In the first half of this talk I will introduce a few of my recent research projects spanning benchmark development for agentic AI systems, novel policy impact analysis frameworks, and technical literacy development. In the second half of the talk I will introduce our exciting new Human Rights Benchmark project which aims to assess language model performance through the lens of internationally recognized human rights. I will outline our methodology, including prompt development and model evaluation strategies, and discuss how this work contributes to more accountable and socially aligned AI systems.

Dr. Savannah Thais is an Associate Research Scientist in the Columbia Data Science Institute with a focus on machine learning (ML). She is interested in complex system modeling and in understanding what types of information is measurable or modelable and what impacts designing and performing measurements have on systems and societies. This work is informed by her background in high energy particle physics and incorporates traditional scientific experiment design components such as uncertainty quantification, experimental blinding, and decorrelation/de-biasing methods. Her recent work has focused on geometric deep learning, methods to incorporate physics-based inductive biases into ML models, regulation of emerging technology, social determinants of health, and community education.

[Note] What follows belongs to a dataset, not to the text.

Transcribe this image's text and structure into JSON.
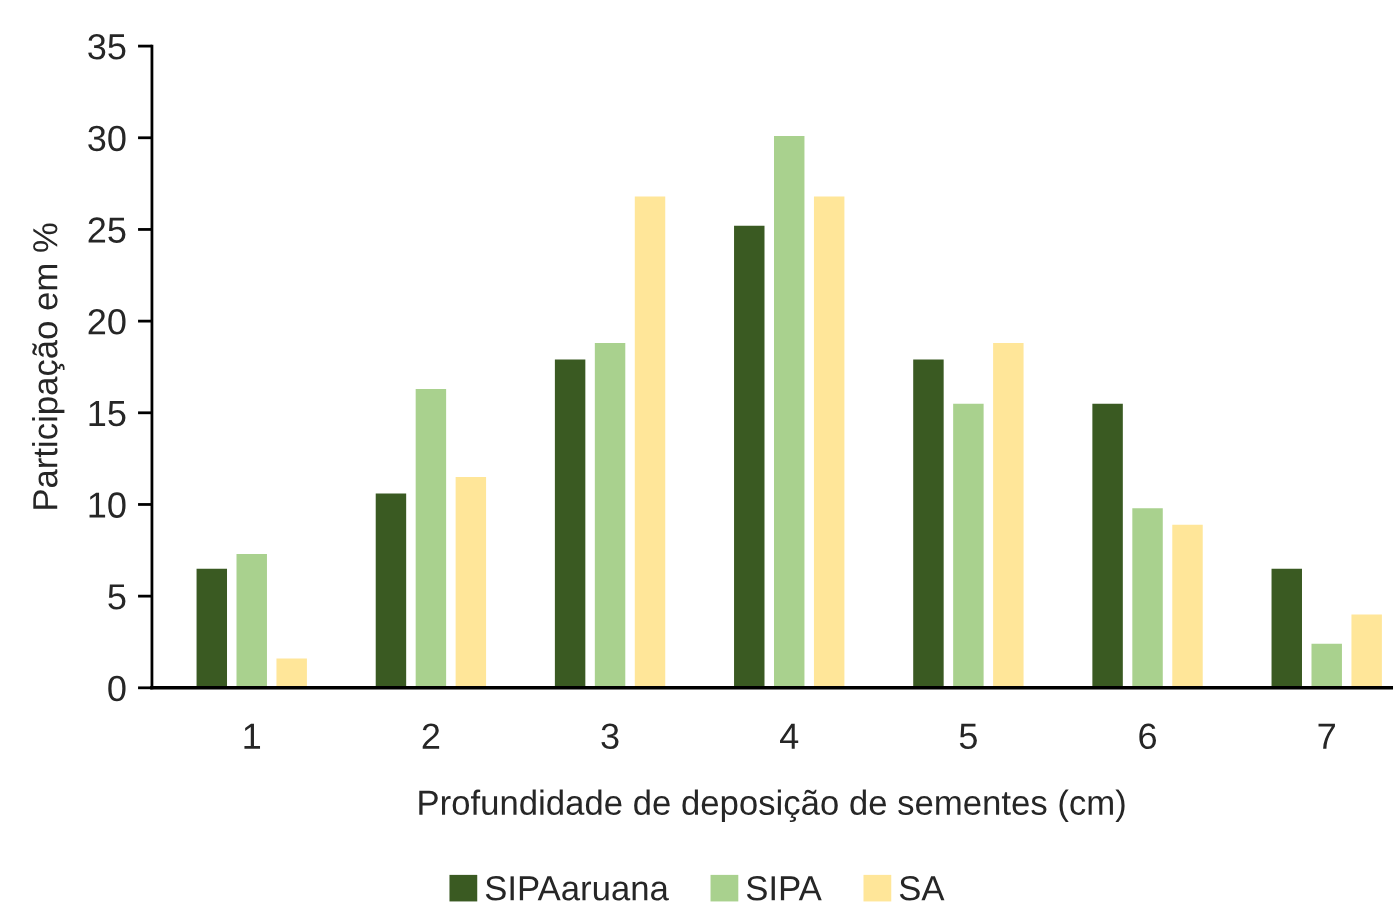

Dr. Thais is the founder and Research Director of Community Insight and Impact, an non-profit organization focused on data-driven community needs assessments for vulnerable populations and effective resource allocation. She is passionate about the impacts of science and technology on society and is a strong advocate for improving access to scientific education and literacy, community centered technology development, and equitable data practices. She was the ML Knowledge Convener for the CMS Experiment from 2020-2022, currently serves on the Executive Board of Women in Machine Learning and the Executive Committee of the APS Group on Data Science, and is a Founding Editor of the Springer AI Ethics journal.

Dr. Thais received her PhD in Physics from Yale University in 2019 and was a postdoctoral researcher at Princeton University from 2019-2022.